Yu Zhifei, former chief of the Shanghai International Circuit and Shanghai Shenhua Football Club, was jailed today for four years for embezzling 1.05 million yuan (US$14.39 million), a court in eastern China's Anhui Province ruled today.
Yu, 54, former general manager of the Shanghai circuit that hosts Formula One and Moto Grand Prix races and board chairman of Shanghai Shenhua Football Club, stood trial on September 18 at the Intermediate People's Court in Wuhu City, in east China's Anhui Province.
Yu said he would decide whether to appeal the verdict after talks with his attorneys, Sina.com reported today.
The Shanghai native was put under investigation in October, 2006, on suspicion of misappropriating company funds to pay personal debts and buy a house.
Investigators said Yu had embezzled 800,000 yuan from the Shanghai Shenhua Football Club in 1997 to pay his debts, owed to a Shanghai developer for a 2.43-million-yuan house. On the company's account book, the amount was allegedly spent on "consultation service fees."
He appropriated another 250,000 yuan in 1999 for the same purpose, but claimed the money was spent on "public welfare advertisements" during that year's Shanghai chrysanthemum show.

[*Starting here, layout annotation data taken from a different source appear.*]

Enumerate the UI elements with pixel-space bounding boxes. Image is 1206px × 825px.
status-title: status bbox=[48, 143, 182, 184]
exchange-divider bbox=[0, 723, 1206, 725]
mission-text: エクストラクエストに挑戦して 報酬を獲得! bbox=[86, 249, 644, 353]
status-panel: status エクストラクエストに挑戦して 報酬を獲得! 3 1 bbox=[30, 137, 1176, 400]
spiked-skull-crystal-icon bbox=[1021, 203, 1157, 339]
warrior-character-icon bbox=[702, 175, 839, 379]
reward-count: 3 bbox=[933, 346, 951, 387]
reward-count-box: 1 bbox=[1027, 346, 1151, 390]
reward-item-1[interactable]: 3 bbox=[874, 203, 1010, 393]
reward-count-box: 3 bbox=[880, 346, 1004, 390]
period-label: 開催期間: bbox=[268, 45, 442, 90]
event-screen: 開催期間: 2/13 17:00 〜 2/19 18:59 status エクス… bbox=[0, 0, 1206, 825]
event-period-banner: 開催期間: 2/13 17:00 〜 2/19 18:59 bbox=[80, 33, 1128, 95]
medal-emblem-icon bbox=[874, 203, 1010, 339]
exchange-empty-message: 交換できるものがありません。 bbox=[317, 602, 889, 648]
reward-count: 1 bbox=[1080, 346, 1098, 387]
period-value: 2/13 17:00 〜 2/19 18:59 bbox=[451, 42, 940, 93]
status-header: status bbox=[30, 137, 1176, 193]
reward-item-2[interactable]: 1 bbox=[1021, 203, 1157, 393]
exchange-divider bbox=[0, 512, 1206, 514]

Yu was detained in January last year and his arrest was approved by the Anhui Provincial People's Procuratorate in February.
He was expelled from the Communist Party of China in May last year for his involvement in Shanghai's pension-fund scandal.
Yu was ordered to assist an investigation into the pension-fund scandal in October, 2006.
The pension-fund investigation implicated a dozen senior government officials and corporate executives in the city. Former Party secretary Chen Liangyu was dismissed over the scandal in September, 2006.
Chen is now in custody and is likely to face criminal charges.
Yu is well known for leading Shenhua to be the champion of China's Top League in 1995. He was also a major force in bringing the elite motor racing sport to China, which held its first F1 race in 2004.